Archive for the 'defensiveness' Category

New Year’s resolution 2015

March 15, 2015

I didn’t think about New Year’s resolutions when the calendar turned this year because I was so busy with my mother and her affairs.  But now that she is gone and buried and her affairs are at a point where they take up less room, at least temporarily, on my plate, the question of what I want to work on this year came to my attention.

I decided I want to work on my defensiveness.  I know it gets in my way.  It gets in other people’s way, too, I think.

My next thought was a memory of Willy sitting in an office with someone who was supposed to help our family, about whom I had my doubts and suspicions.  And there he was, sitting on the couch in her office, leaning back and with his arms so undefensively crossed above his head, his torso exposed (beneath shirt, tie, and jacket), talking so genially.

I can’t say how effective his attitude was in that situation, and I know it was not self-consciously produced.  But he was offering no resistance, and that, I am pretty sure, can be a good thing in some situations in which I unhelpfully introduce my baggage of fear about what may come next.  The thing I want to try doing is staying in the actual moment and worrying less about where it will lead.  I don’t mean suspending my practical judgment and not making a photocopy of an important document before I send it out, but I think there is a point of balance that I have overshot; perhaps I have learned to overshoot it, but we can unlearn survival skills that got us through one situation that are now getting in our way.

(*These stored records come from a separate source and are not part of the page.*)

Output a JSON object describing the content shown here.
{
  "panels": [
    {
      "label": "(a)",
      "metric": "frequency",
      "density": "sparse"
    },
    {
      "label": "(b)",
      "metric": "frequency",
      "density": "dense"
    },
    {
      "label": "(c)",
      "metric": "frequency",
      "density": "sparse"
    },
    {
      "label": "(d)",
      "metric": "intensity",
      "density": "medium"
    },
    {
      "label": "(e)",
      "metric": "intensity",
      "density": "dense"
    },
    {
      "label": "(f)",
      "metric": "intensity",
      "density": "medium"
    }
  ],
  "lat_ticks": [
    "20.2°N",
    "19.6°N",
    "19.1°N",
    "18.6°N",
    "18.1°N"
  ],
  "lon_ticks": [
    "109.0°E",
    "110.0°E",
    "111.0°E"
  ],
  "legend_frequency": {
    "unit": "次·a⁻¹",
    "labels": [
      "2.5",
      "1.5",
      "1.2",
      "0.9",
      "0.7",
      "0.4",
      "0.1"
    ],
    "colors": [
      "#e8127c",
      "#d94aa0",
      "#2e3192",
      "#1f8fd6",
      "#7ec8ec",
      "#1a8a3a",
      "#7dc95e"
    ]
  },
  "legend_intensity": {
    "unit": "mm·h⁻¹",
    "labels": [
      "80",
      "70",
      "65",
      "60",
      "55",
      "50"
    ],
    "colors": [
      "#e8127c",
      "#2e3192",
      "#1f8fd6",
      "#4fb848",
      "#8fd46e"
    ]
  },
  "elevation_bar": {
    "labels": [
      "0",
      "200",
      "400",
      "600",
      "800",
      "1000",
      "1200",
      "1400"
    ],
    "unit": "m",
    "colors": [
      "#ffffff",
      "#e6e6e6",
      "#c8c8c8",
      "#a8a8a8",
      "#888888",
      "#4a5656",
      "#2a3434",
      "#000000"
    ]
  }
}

So that’s, I think, going to be my approach, to try to stay in the moment, discern what I am called on to do without so much concern about what comes next, what sort of a limb I might be going out on or what trouble might ensue from the other end (will the office process my paperwork correctly and how can I, in how I prepare it, guard against it doing it incorrectly, for example) — I want to try to wait to see, to wait and see, and not get all tensed up about it.  I want to put my best foot forward instead of arranging it according to what I think may come next.

I got a sense of what that would feel like both when Willy died and when my mother died — it was as if I got a preview of how I could be, and I have to say, it felt great.  It wasn’t irresponsibility but something like allowing everything to take its appropriate place.  Having gotten that preview, I have to figure out a way, I think, of how to develop organically to get from where I am to that place — the sensation and attitude did not stick.

I think this may apply to personal relationships as well as to business contexts.

We’ll see.  At the very least, I am hoping that I feel lighter, that I feel less regret that I have contributed unnecessarily to the creation of vexed interactions with others.  I am pretty good at figuring out what I want to do in other ways so that I have least regret, but I think I have not yet addressed how my defensiveness can produce difficulties in that regard.

In some ways I think it’s a question of editing out that aspect in my presentation of myself to others — I doubt I will have no concerns about what will happen next — but in other ways I think it’s about “turning things over” more — I tend not to turn over my love life or my bureaucratic life enough, I think.  That would be about feeling less of the concern that produces the defensiveness in the first place.  If I give more space for the universe to work in those situations in my life, I am hoping I will feel greater peace, the sort of sensation I got a preview of when my loved ones died in my presence.